Agora, certamente com esses dois mecanismos, a possibilidade de altruísmo genuíno parece interditada. Com a seleção de parentesco, as recompensas vêm através da reprodução dos parentes, então não haveria necessidade de um retorno imediato evidente. Mas o mero amor não-moral não faria tudo que é necessário? Eu amo meus filhos e os ajudo não porque é o certo, mas porque os amo. Como Immanuel Kant (1959) corretamente mostrou, a menos que você esteja realmente atendendo à chamada do dever, não haveria crédito moral. Uma mãe que amamenta alegremente seu bebê não está realizando uma ação moral.

No caso do altruísmo recíproco, os problemas para o eticista evolutivo são ainda mais óbvios. Você faz algo esperando retorno. Isso não é altruísmo genuíno, mas uma barganha direta. Não há nada imoral em uma transação como essa. Se eu pago um quilo de batatas com dinheiro, não há transgressão. Mas também não há nada moral em tal transação. A moralidade significa se arriscar, porque esse é o correto a fazer. A moralidade desaparece se você espera ser pago.

O evolucionista tem respostas para esses tipos de críticas – respostas que fortalecem a sua posição como um todo. Primeiro, é verdadeiro que muito do que fazemos pela nossa família vem do amor, sem pensar no dever. Mas apenas aqueles que não têm filhos pensariam que as obrigações morais nunca fazem parte das relações intrafamiliares. Repetidamente, temos que seguir em frente, e fazemos isso porque é certo. Sem os conceitos de certo e errado, seríamos pais (tios, tias etc.) muito menos bem-sucedidos do que somos. Humanos requerem tanto cuidado na infância que eles defendem um apoio biológico particularmente convincente à moralidade. Se os deveres parentais fossem deixados aos sentimentos de bondade, o sistema entraria em colapso. (Tenho certeza de que ocorreu um processo causal de feedback aqui. Por termos uma capacidade moral, o cuidado infantil pôde ser estendido; e as necessidades de cuidados infantis extensivos estabelecem uma pressão seletiva no sentido de uma maior consciência moral.)

Segundo, é consensual que o altruísmo recíproco falharia se não houvesse retornos – ou modos de reforçar esses retornos.
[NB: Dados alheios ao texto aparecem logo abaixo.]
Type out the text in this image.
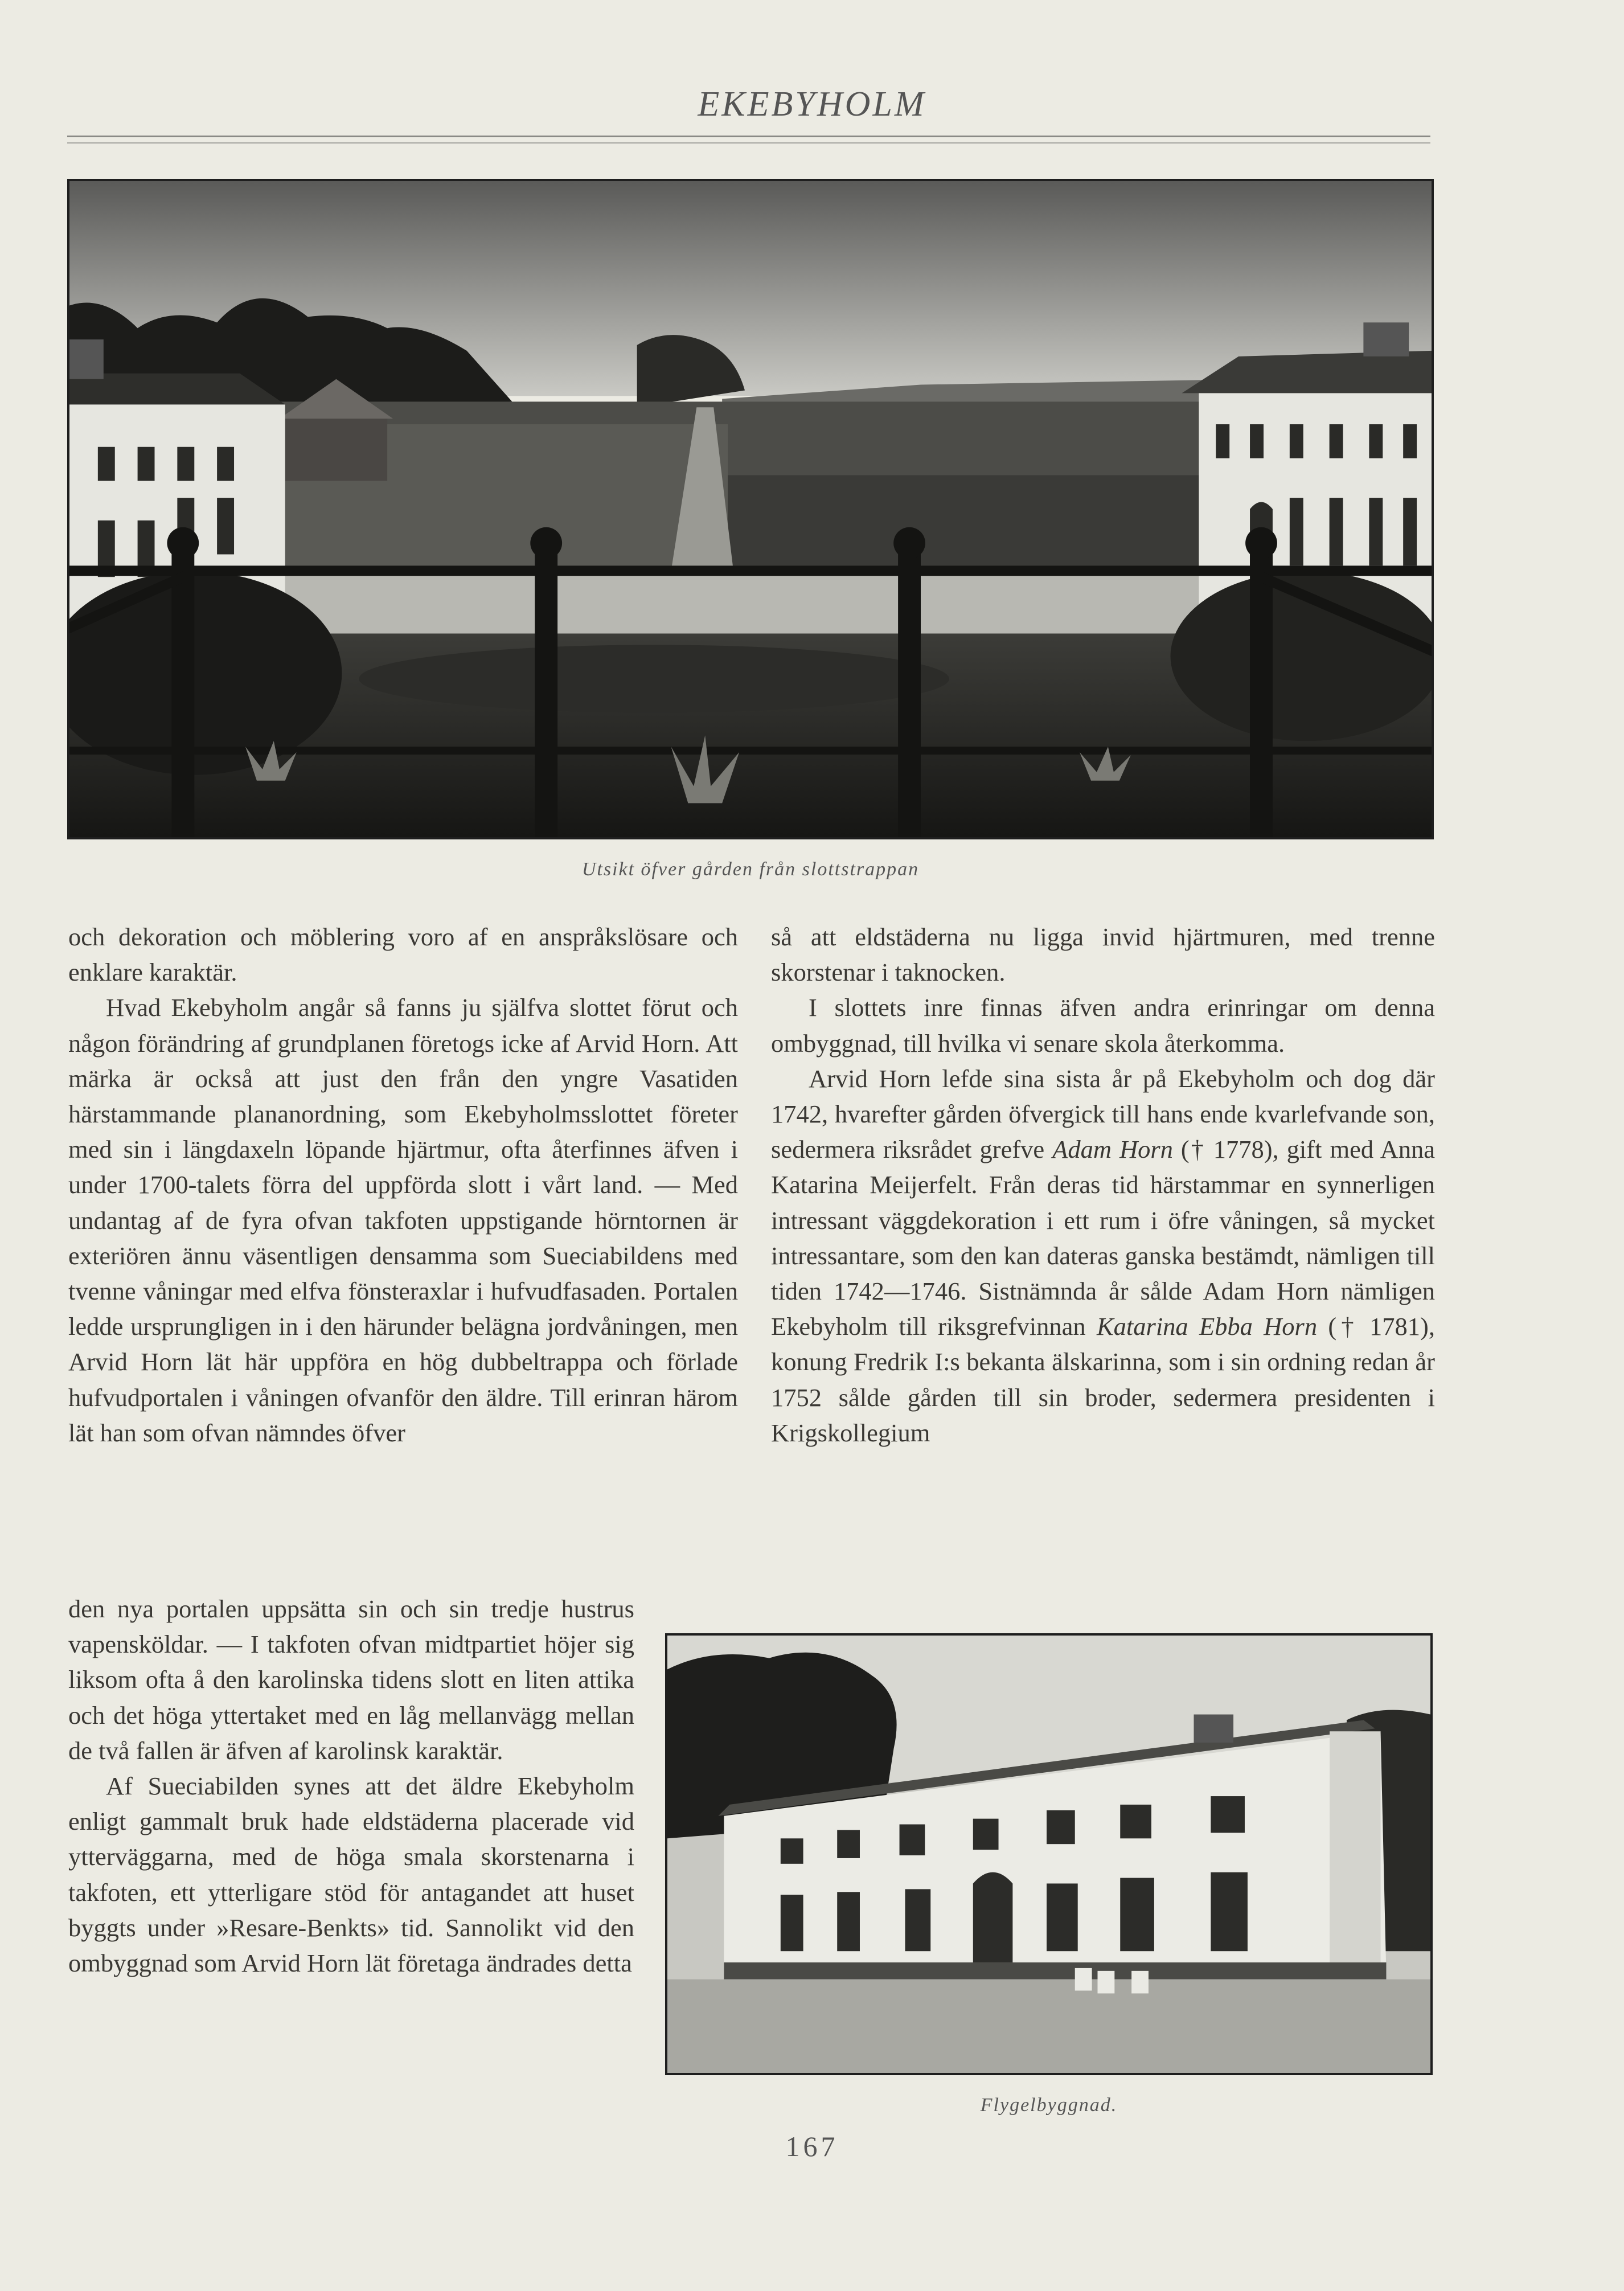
EKEBYHOLM
Utsikt öfver gården från slottstrappan

och dekoration och möblering voro af en anspråkslösare och enklare karaktär.

Hvad Ekebyholm angår så fanns ju själfva slottet förut och någon förändring af grundplanen företogs icke af Arvid Horn. Att märka är också att just den från den yngre Vasatiden härstammande plananordning, som Ekebyholmsslottet företer med sin i längdaxeln löpande hjärtmur, ofta återfinnes äfven i under 1700-talets förra del uppförda slott i vårt land. — Med undantag af de fyra ofvan takfoten uppstigande hörntornen är exteriören ännu väsentligen densamma som Sueciabildens med tvenne våningar med elfva fönsteraxlar i hufvudfasaden. Portalen ledde ursprungligen in i den härunder belägna jordvåningen, men Arvid Horn lät här uppföra en hög dubbeltrappa och förlade hufvudportalen i våningen ofvanför den äldre. Till erinran härom lät han som ofvan nämndes öfver

den nya portalen uppsätta sin och sin tredje hustrus vapensköldar. — I takfoten ofvan midtpartiet höjer sig liksom ofta å den karolinska tidens slott en liten attika och det höga yttertaket med en låg mellanvägg mellan de två fallen är äfven af karolinsk karaktär.

Af Sueciabilden synes att det äldre Ekebyholm enligt gammalt bruk hade eldstäderna placerade vid ytterväggarna, med de höga smala skorstenarna i takfoten, ett ytterligare stöd för antagandet att huset byggts under »Resare-Benkts» tid. Sannolikt vid den ombyggnad som Arvid Horn lät företaga ändrades detta

så att eldstäderna nu ligga invid hjärtmuren, med trenne skorstenar i taknocken.

I slottets inre finnas äfven andra erinringar om denna ombyggnad, till hvilka vi senare skola återkomma.

Arvid Horn lefde sina sista år på Ekebyholm och dog där 1742, hvarefter gården öfvergick till hans ende kvarlefvande son, sedermera riksrådet grefve Adam Horn († 1778), gift med Anna Katarina Meijerfelt. Från deras tid härstammar en synnerligen intressant väggdekoration i ett rum i öfre våningen, så mycket intressantare, som den kan dateras ganska bestämdt, nämligen till tiden 1742—1746. Sistnämnda år sålde Adam Horn nämligen Ekebyholm till riksgrefvinnan Katarina Ebba Horn († 1781), konung Fredrik I:s bekanta älskarinna, som i sin ordning redan år 1752 sålde gården till sin broder, sedermera presidenten i Krigskollegium

Flygelbyggnad.
167
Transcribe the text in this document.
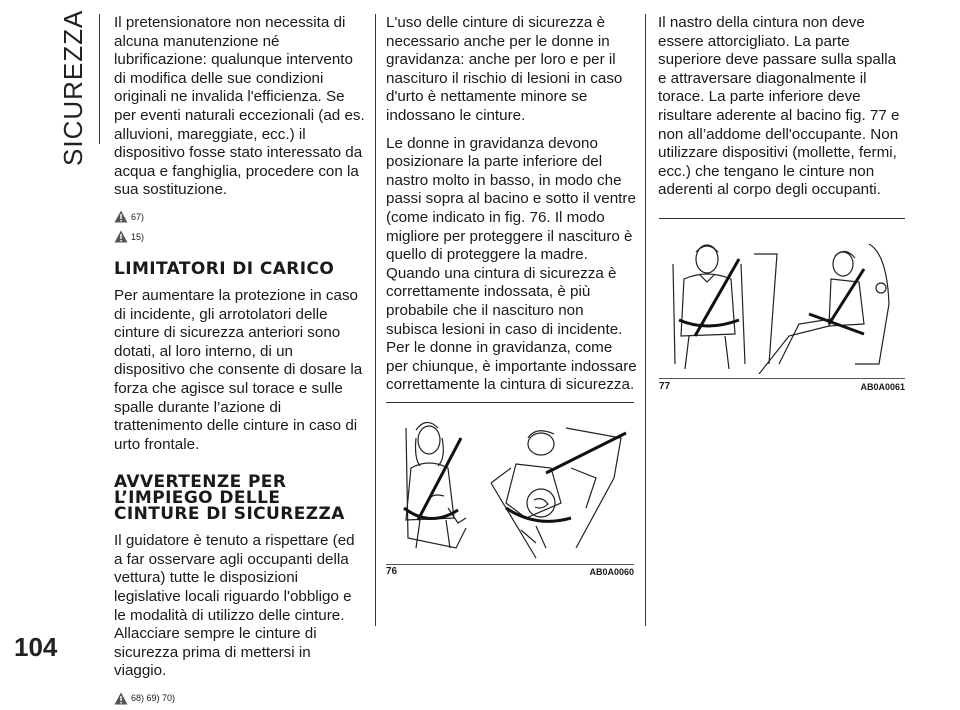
SICUREZZA
104

Il pretensionatore non necessita di alcuna manutenzione né lubrificazione: qualunque intervento di modifica delle sue condizioni originali ne invalida l'efficienza. Se per eventi naturali eccezionali (ad es. alluvioni, mareggiate, ecc.) il dispositivo fosse stato interessato da acqua e fanghiglia, procedere con la sua sostituzione.

67)
15)
LIMITATORI DI CARICO

Per aumentare la protezione in caso di incidente, gli arrotolatori delle cinture di sicurezza anteriori sono dotati, al loro interno, di un dispositivo che consente di dosare la forza che agisce sul torace e sulle spalle durante l’azione di trattenimento delle cinture in caso di urto frontale.

AVVERTENZE PER
L’IMPIEGO DELLE
CINTURE DI SICUREZZA

Il guidatore è tenuto a rispettare (ed a far osservare agli occupanti della vettura) tutte le disposizioni legislative locali riguardo l'obbligo e le modalità di utilizzo delle cinture. Allacciare sempre le cinture di sicurezza prima di mettersi in viaggio.

68) 69) 70)

L'uso delle cinture di sicurezza è necessario anche per le donne in gravidanza: anche per loro e per il nascituro il rischio di lesioni in caso d'urto è nettamente minore se indossano le cinture.

Le donne in gravidanza devono posizionare la parte inferiore del nastro molto in basso, in modo che passi sopra al bacino e sotto il ventre (come indicato in fig. 76. Il modo migliore per proteggere il nascituro è quello di proteggere la madre. Quando una cintura di sicurezza è correttamente indossata, è più probabile che il nascituro non subisca lesioni in caso di incidente. Per le donne in gravidanza, come per chiunque, è importante indossare correttamente la cintura di sicurezza.

76	AB0A0060

Il nastro della cintura non deve essere attorcigliato. La parte superiore deve passare sulla spalla e attraversare diagonalmente il torace. La parte inferiore deve risultare aderente al bacino fig. 77 e non all’addome dell'occupante. Non utilizzare dispositivi (mollette, fermi, ecc.) che tengano le cinture non aderenti al corpo degli occupanti.

77	AB0A0061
Entretanto, não é necessário supor que tal reciprocidade requeira uma simples demanda de retribuição por favores concedidos. Tirando todo o resto, a moralidade é claramente mais semelhante a uma política de segurança de grupo do que a uma transação de pessoa para pessoa. Eu ajudo você, mas não necessariamente espero que você, pessoalmente, me ajude. Ao invés disso, minha ajuda é jogada no pool geral, por assim dizer, e então estou livre para recorrer à ajuda conforme necessário.

Além disso, o reforço do sistema se dá através da própria moralidade! Eu ajudo você, e eu posso exigir ajuda de volta não porque eu te ajudei ou mesmo porque eu quero ajuda, mas porque é certo que você me ajude. A reciprocidade é mantida por obrigações morais. Se você parar de jogar limpo, logo eu e outros o castigaremos ou o tiraremos da esfera moral. Não fazemos isso porque não gostamos de você, mas porque você é uma má pessoa ou é muito “doente” para reconhecer o jeito certo de fazer as coisas. A moralidade exige que doemos voluntariamente, mas não espera que nos tornemos otários. (E quanto à exigência de Jesus de que perdoemos setenta vezes sete? A pessoa moral responderia que o perdão é uma coisa, mas que, complacentemente, deixar um ato ruim ocorrer quatrocentos e noventa vezes beira à irresponsabilidade criminal. Devemos pôr fim a tal estado terrível de coisas (4).)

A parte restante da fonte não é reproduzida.